Step 5: Commit & Push

cd /path/to/app
git add public/kb/
git commit -m "Add N screenshots + knowledge base analysis"
git push

Pitfalls

Spaces in filenames — vision_analyze in subagents (delegate_task) fails with "Invalid image source" for paths containing spaces. ALWAYS rename files first (Step 2). This cost a full wasted subagent cycle when discovered.
MEGA browser download doesn't work — Browserbase downloads go to its own cloud filesystem, not the VPS. Use megadl CLI instead. It handles the decryption and downloads directly to the specified path.
Subagent vision_analyze path encoding — Even URL-encoding spaces (%20), file:// protocol, and quoting don't fix the spaces issue in subagents. The only fix is renaming the files.
Don't confuse apps — this is the #1 mistake — If the user has multiple apps (admin vs mobile, dashboard vs client), do NOT assume. The user will be frustrated if you mix them up. Read existing KB/screenshot locations in ALL their repos before asking. If the user says "the app" without specifying, check which app already has a KB, which one the screenshots are about (look at the content — admin screens vs client screens are visually different), and confirm. In this project, Alex has jungle-studio-dashboard (ADMIN, for staff) and jungle-studio-mobile (CLIENT, for customers). The 50 existing admin KB screenshots are in the dashboard repo at public/kb/, while the 16 client reference screenshots are in the mobile repo at docs/reference-screenshots/. Mixing these up wastes an entire analysis cycle and annoys the user.
Large batches — More than ~7-8 images per subagent risks hitting timeout or token limits. Split into batches of 6-7.
Existing KB — Check if a knowledge base document already exists before creating a new one. May need to append/update rather than overwrite. Use patch for targeted updates to existing KB files.
Git large files — 20 PNG screenshots (~500KB each = 10MB) is fine for git.
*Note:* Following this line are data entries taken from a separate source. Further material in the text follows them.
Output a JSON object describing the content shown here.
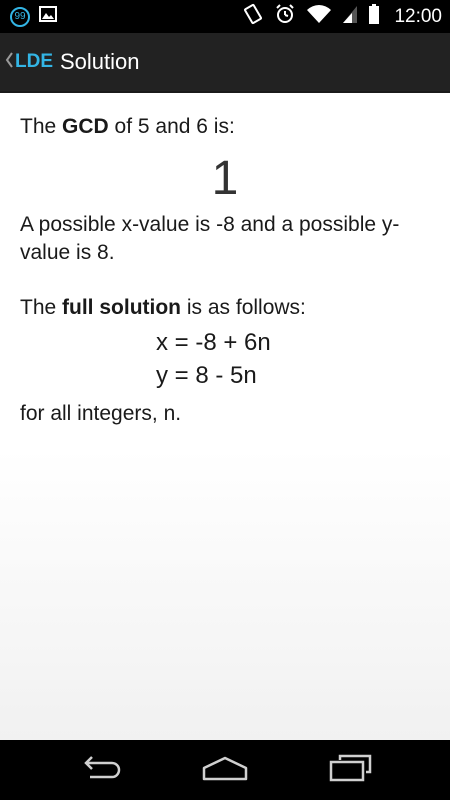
{
  "status_bar": {
    "notification_count": "99",
    "time": "12:00"
  },
  "action_bar": {
    "app_name": "LDE",
    "title": "Solution"
  },
  "solution": {
    "gcd_prefix": "The ",
    "gcd_keyword": "GCD",
    "gcd_suffix": " of 5 and 6 is:",
    "gcd_value": "1",
    "possible_values": "A possible x-value is -8 and a possible y-value is 8.",
    "full_prefix": "The ",
    "full_keyword": "full solution",
    "full_suffix": " is as follows:",
    "equation_x": "x = -8 + 6n",
    "equation_y": "y = 8 - 5n",
    "footer": "for all integers, n."
  },
  "colors": {
    "accent": "#33b5e5",
    "action_bar": "#222222",
    "status_bar": "#000000"
  }
}
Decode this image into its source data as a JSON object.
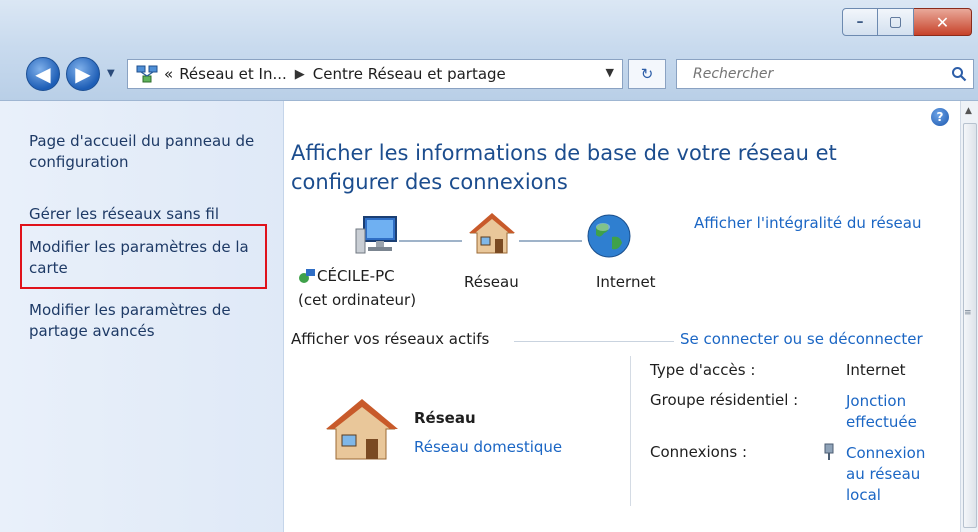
{
  "window": {
    "controls": {
      "minimize": "–",
      "maximize": "▢",
      "close": "✕"
    }
  },
  "toolbar": {
    "back": "◀",
    "forward": "▶",
    "breadcrumb": {
      "overflow": "«",
      "item1": "Réseau et In...",
      "separator": "▶",
      "item2": "Centre Réseau et partage"
    },
    "refresh": "↻",
    "search_placeholder": "Rechercher"
  },
  "sidebar": {
    "items": [
      {
        "label": "Page d'accueil du panneau de configuration"
      },
      {
        "label": "Gérer les réseaux sans fil"
      },
      {
        "label": "Modifier les paramètres de la carte"
      },
      {
        "label": "Modifier les paramètres de partage avancés"
      }
    ]
  },
  "main": {
    "heading": "Afficher les informations de base de votre réseau et configurer des connexions",
    "full_map_link": "Afficher l'intégralité du réseau",
    "map": {
      "computer_name": "CÉCILE-PC",
      "computer_sub": "(cet ordinateur)",
      "network": "Réseau",
      "internet": "Internet"
    },
    "active_section_title": "Afficher vos réseaux actifs",
    "connect_link": "Se connecter ou se déconnecter",
    "active_network": {
      "name": "Réseau",
      "type_link": "Réseau domestique",
      "access_type_label": "Type d'accès :",
      "access_type_value": "Internet",
      "homegroup_label": "Groupe résidentiel :",
      "homegroup_value": "Jonction effectuée",
      "connections_label": "Connexions :",
      "connections_value": "Connexion au réseau local"
    }
  },
  "help_icon": "?",
  "colors": {
    "link": "#1b66c4",
    "heading": "#1c4d8e",
    "highlight_border": "#e0121b"
  }
}
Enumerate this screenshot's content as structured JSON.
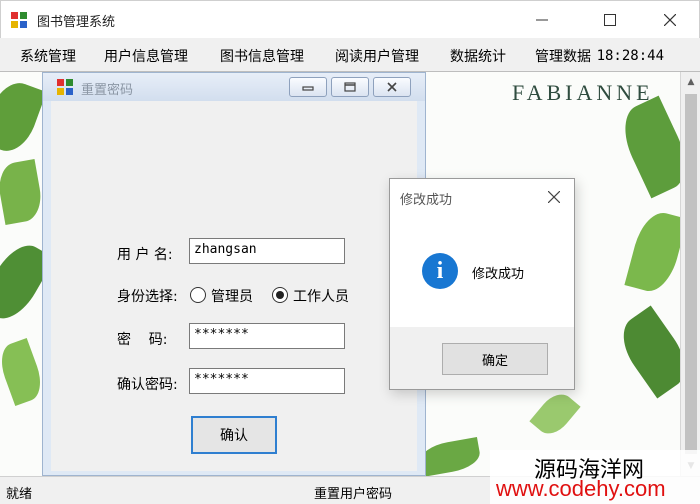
{
  "app": {
    "title": "图书管理系统"
  },
  "menu": [
    "系统管理",
    "用户信息管理",
    "图书信息管理",
    "阅读用户管理",
    "数据统计",
    "管理数据"
  ],
  "clock": "18:28:44",
  "background": {
    "brand": "FABIANNE"
  },
  "child_window": {
    "title": "重置密码",
    "form": {
      "username_label": "用 户 名:",
      "username_value": "zhangsan",
      "identity_label": "身份选择:",
      "radio_admin": "管理员",
      "radio_staff": "工作人员",
      "selected": "工作人员",
      "password_label": "密    码:",
      "password_value": "*******",
      "confirm_label": "确认密码:",
      "confirm_value": "*******",
      "submit": "确认"
    }
  },
  "dialog": {
    "title": "修改成功",
    "message": "修改成功",
    "ok": "确定"
  },
  "status": {
    "left": "就绪",
    "center": "重置用户密码"
  },
  "watermark": {
    "line1": "源码海洋网",
    "line2": "www.codehy.com"
  }
}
If >50MB total, consider git-lfs or storing images separately.
PWA cache prevents updates — If the app is a PWA with a service worker, deploying new code won't show up for users until the SW cache is busted. When updating a KB that drives app UI: bump the SW cache name (e.g., jungle-v1 -> jungle-v2), switch from cache-first to network-first strategy, and serve sw.js with Cache-Control: no-cache headers. Otherwise users will keep seeing the old app no matter how many times they refresh.